What concerns have been raised about your STP?

Health planners are trying to reduce NHS deficits and think about ways to re-organise care. However getting the large deficit under control could prevent facilities being developed that can cope with the health and care social needs of local people.

Proposed changes

Closure of all acute beds at Leicester General Hospital (LGH) and reconfiguration of services within University Hospital Leicester which will lead to a net reduction of 243 acute beds.

All clinical services will be moved onto two sites: the Leicester Royal Infirmary and the Glenfield.

Closure of maternity units at St Mary's Hospital, Melton Mowbray and Leicester General Hospital. These maternity services will be consolidated onto one site at the Royal Infirmary with the possibility of a midwife led unit at the General Hospital.

Surgery for children born with heart defects could end at Glenfield Hospital.

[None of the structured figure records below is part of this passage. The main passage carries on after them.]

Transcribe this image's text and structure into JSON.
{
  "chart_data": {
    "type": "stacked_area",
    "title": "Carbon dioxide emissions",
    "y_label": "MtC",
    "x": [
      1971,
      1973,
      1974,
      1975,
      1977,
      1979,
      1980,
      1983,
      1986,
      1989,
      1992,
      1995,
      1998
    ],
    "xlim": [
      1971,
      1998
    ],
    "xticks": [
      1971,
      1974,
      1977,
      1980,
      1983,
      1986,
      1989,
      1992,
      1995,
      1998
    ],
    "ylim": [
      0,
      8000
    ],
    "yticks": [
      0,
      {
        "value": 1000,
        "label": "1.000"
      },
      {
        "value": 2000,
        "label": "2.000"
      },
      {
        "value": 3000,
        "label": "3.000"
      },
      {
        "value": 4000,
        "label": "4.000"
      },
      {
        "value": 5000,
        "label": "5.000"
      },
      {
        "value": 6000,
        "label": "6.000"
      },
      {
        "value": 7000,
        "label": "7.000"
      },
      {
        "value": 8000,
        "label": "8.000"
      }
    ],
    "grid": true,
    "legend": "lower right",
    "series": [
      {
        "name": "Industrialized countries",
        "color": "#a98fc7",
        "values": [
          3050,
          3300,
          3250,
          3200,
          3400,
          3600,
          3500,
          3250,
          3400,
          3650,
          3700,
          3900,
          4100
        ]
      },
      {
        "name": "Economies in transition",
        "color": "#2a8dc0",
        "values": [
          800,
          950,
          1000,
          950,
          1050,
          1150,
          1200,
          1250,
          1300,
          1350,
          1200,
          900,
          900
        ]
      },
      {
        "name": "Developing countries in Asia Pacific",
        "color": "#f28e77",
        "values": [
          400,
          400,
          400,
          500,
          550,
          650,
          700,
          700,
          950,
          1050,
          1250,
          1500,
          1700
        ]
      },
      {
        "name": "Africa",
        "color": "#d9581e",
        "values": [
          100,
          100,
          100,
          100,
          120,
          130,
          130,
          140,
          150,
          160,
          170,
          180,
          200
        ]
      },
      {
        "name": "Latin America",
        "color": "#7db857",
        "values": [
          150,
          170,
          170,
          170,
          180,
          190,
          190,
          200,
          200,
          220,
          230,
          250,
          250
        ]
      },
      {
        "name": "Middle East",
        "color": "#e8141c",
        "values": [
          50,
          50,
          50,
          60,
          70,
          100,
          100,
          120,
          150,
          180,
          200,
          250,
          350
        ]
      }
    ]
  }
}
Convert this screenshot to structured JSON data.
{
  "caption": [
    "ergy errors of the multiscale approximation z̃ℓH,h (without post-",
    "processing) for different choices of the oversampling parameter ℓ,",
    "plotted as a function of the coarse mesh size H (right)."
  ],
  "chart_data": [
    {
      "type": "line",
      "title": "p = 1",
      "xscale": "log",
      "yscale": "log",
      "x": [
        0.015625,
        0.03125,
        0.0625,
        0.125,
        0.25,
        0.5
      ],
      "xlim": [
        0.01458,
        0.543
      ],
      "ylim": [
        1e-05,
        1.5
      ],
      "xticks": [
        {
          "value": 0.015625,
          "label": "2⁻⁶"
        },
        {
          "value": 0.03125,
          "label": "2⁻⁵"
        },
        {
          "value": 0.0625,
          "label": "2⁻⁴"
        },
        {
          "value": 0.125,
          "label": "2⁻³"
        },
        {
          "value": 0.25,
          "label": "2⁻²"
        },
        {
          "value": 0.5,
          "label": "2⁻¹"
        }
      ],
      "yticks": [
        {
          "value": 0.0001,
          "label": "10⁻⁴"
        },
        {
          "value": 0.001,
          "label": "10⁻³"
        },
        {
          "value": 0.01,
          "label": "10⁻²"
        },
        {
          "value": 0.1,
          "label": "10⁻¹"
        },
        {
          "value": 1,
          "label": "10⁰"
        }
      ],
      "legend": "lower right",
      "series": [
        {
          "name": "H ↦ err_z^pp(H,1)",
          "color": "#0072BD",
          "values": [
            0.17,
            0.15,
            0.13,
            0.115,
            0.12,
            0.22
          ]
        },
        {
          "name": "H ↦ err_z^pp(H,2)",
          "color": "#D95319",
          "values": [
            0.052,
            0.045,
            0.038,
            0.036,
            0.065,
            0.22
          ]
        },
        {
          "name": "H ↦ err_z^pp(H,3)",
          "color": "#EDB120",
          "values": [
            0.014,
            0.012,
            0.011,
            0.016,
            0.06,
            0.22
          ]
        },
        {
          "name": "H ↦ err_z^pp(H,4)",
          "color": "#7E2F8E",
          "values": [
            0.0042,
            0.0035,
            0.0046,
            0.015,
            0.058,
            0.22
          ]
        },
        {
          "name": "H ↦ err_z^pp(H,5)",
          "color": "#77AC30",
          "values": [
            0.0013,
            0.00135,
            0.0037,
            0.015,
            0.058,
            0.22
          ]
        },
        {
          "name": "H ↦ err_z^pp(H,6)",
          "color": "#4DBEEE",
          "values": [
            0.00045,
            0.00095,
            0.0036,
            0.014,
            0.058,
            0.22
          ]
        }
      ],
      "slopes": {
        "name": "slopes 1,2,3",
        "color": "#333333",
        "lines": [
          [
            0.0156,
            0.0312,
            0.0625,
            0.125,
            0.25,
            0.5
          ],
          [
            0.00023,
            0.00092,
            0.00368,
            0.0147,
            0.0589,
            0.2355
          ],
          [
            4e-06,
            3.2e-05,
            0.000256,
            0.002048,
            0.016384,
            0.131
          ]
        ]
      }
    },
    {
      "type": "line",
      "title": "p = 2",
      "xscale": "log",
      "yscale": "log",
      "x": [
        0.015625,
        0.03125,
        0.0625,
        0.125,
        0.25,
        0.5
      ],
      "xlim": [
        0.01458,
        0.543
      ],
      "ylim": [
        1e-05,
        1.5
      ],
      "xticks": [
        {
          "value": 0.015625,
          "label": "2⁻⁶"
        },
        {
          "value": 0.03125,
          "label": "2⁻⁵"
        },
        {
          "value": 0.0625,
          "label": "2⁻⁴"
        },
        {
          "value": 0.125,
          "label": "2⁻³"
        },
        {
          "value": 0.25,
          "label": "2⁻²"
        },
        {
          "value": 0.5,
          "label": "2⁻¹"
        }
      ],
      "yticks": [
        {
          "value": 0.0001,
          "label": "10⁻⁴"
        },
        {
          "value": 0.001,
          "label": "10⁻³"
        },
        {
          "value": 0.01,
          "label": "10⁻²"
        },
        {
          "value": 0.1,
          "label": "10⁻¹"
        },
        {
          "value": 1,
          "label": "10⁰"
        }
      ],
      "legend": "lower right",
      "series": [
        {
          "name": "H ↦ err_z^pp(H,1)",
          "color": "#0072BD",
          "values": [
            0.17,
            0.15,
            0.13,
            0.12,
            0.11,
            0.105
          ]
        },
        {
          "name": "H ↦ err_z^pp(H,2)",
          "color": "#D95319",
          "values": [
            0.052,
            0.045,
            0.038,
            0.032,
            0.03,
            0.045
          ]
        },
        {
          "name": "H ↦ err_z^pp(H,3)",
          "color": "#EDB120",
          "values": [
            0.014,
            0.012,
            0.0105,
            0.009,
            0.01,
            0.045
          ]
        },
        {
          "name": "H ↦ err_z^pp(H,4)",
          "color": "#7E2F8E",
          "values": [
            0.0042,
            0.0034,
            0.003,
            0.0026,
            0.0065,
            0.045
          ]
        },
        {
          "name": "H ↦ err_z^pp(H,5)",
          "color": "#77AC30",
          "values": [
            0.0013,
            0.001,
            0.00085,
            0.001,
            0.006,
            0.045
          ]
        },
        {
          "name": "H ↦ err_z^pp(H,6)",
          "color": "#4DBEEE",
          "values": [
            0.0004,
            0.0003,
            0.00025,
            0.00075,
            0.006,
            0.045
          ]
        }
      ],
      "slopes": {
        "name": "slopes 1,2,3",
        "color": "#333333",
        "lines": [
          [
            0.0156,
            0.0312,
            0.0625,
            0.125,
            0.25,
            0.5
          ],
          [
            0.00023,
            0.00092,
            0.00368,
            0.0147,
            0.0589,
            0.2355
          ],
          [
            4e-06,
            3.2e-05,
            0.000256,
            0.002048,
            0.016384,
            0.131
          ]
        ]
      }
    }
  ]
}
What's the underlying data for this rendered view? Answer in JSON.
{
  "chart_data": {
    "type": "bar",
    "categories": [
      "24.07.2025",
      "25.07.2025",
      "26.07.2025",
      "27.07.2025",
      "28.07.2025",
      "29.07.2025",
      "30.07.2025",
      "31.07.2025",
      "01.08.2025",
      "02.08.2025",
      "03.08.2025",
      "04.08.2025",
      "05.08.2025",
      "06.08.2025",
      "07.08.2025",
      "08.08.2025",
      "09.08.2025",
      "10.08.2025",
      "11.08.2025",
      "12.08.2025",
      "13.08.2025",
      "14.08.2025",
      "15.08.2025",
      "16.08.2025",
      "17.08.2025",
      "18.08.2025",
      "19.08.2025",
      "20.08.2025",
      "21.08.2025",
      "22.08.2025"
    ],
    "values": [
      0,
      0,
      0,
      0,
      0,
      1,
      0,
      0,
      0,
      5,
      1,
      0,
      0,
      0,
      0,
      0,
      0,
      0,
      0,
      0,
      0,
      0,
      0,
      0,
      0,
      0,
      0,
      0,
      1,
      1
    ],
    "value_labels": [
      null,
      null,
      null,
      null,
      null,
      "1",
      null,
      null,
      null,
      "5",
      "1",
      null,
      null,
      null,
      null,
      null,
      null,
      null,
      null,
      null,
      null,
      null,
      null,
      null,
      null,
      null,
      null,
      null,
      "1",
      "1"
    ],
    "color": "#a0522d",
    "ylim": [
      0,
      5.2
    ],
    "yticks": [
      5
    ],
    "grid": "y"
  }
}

Two community hospitals will see their inpatient beds cut. Leaving six sites with such facilities.

The closure of all in-patient facilities at Fielding Palmer Community Hospital in Lutterworth and Rutland Memorial Community Hospital in Oakham. Consultant geriatrician Dr Alex Miodrag, branded the decision as 'pure insanity' due to the rising and ageing population in the area.

50% reduction of beds as Hinckley and Bosworth Community Hospital and an overall net reduction of 38 beds across the remaining community hospitals.

The number of acute hospital beds will be cut from the current 1,940 to 1,697 by 2020. Together with the closure of community beds this will be an overall bed reduction of 12.9%.

It is estimated 1,500 local hospital jobs will be cut by 2020, although the number of full-time health workers in the community will go from 2,271 to 2,505.

Changes in who organises our care

The STP is to develop into an accountable care system, however the councils involved have expressed concerns over this move. The three local authorities involved have criticised the lack of detailed plans to tackle a £399 million financial gap in the document outlining the ACS development.